Reputation: 4729
Let's say my service worker is sw.js
. If I precache or cache this file using the same service-worker (sw.js
), is there any effect ?
For example, using sw-toolbox,
toolbox.precache(['sw.js']);
toolbox.router.get('/sw.js', toolbox.cacheOnly);
and,
navigator.serviceWorker.register('sw.js');
Now, should this service-worker ever update, or will the browser allow a special fetch that checks if the URL is an exact match of the active ServiceWorkerURL and respect the 24 hour compulsory update of service worker and hit the network?
Upvotes: 1
Views: 169
Reputation: 4729
NO.
The request for update does NOT go through the service-worker at all.
According to the ServiceWorker Spec -
Point 5.2 in Update Algorithm - https://slightlyoff.github.io/ServiceWorker/spec/service_worker/#update-algorithm
Set request’s skip service worker flag and request’s redirect mode to "error".

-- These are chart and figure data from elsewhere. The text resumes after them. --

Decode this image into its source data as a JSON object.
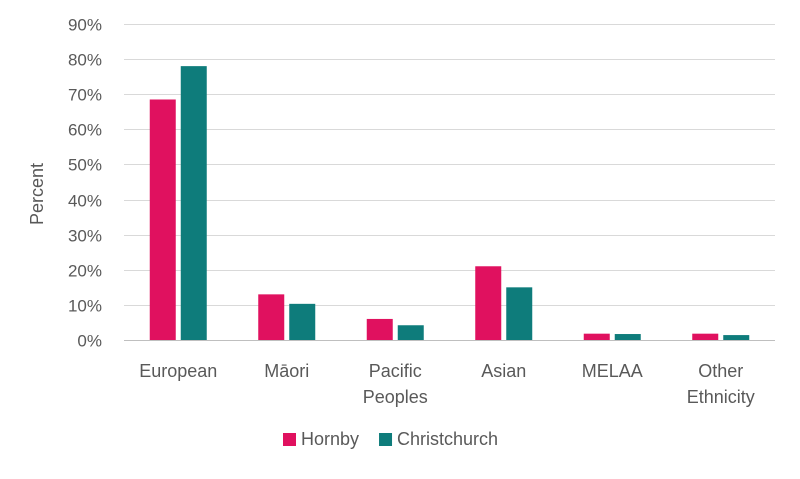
{
  "chart_data": {
    "type": "bar",
    "title": "",
    "xlabel": "",
    "ylabel": "Percent",
    "ylim": [
      0,
      90
    ],
    "ytick_step": 10,
    "ytick_suffix": "%",
    "grid": true,
    "legend_position": "bottom",
    "categories": [
      [
        "European"
      ],
      [
        "Māori"
      ],
      [
        "Pacific",
        "Peoples"
      ],
      [
        "Asian"
      ],
      [
        "MELAA"
      ],
      [
        "Other",
        "Ethnicity"
      ]
    ],
    "series": [
      {
        "name": "Hornby",
        "color": "#E0115F",
        "values": [
          68.5,
          13.0,
          6.0,
          21.0,
          1.8,
          1.8
        ]
      },
      {
        "name": "Christchurch",
        "color": "#0E7C7B",
        "values": [
          78.0,
          10.3,
          4.2,
          15.0,
          1.7,
          1.4
        ]
      }
    ]
  }
}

And fetch has a https://fetch.spec.whatwg.org/#skip-service-worker-flag which is
For the service worker update, this flag is set and it doesn't go through the service worker lifecycle event - fetch. Cross check with,
toolbox.router.get('/sw.js', function(...args) {
// never called
console.log(...args);
return toolbox.cacheOnly(...args);
});
Use this SW code and try refreshing the page, you never get to this function for updating the service worker. This function gets called only when you,
fetch('/sw.js')
from the Document.
Upvotes: 0
Reputation: 10802
From https://www.w3.org/TR/service-workers/#service-worker-registration-update:
update() pings the server for an updated version of this script without consulting caches. This is conceptually the same operation that UA does maximum once per every 24 hours.
Also, from https://www.w3.org/TR/service-workers/#update-algorithm, step 4.8:
Let response be the result of running fetch using r, forcing a network fetch if cached entry is greater than 1 day old.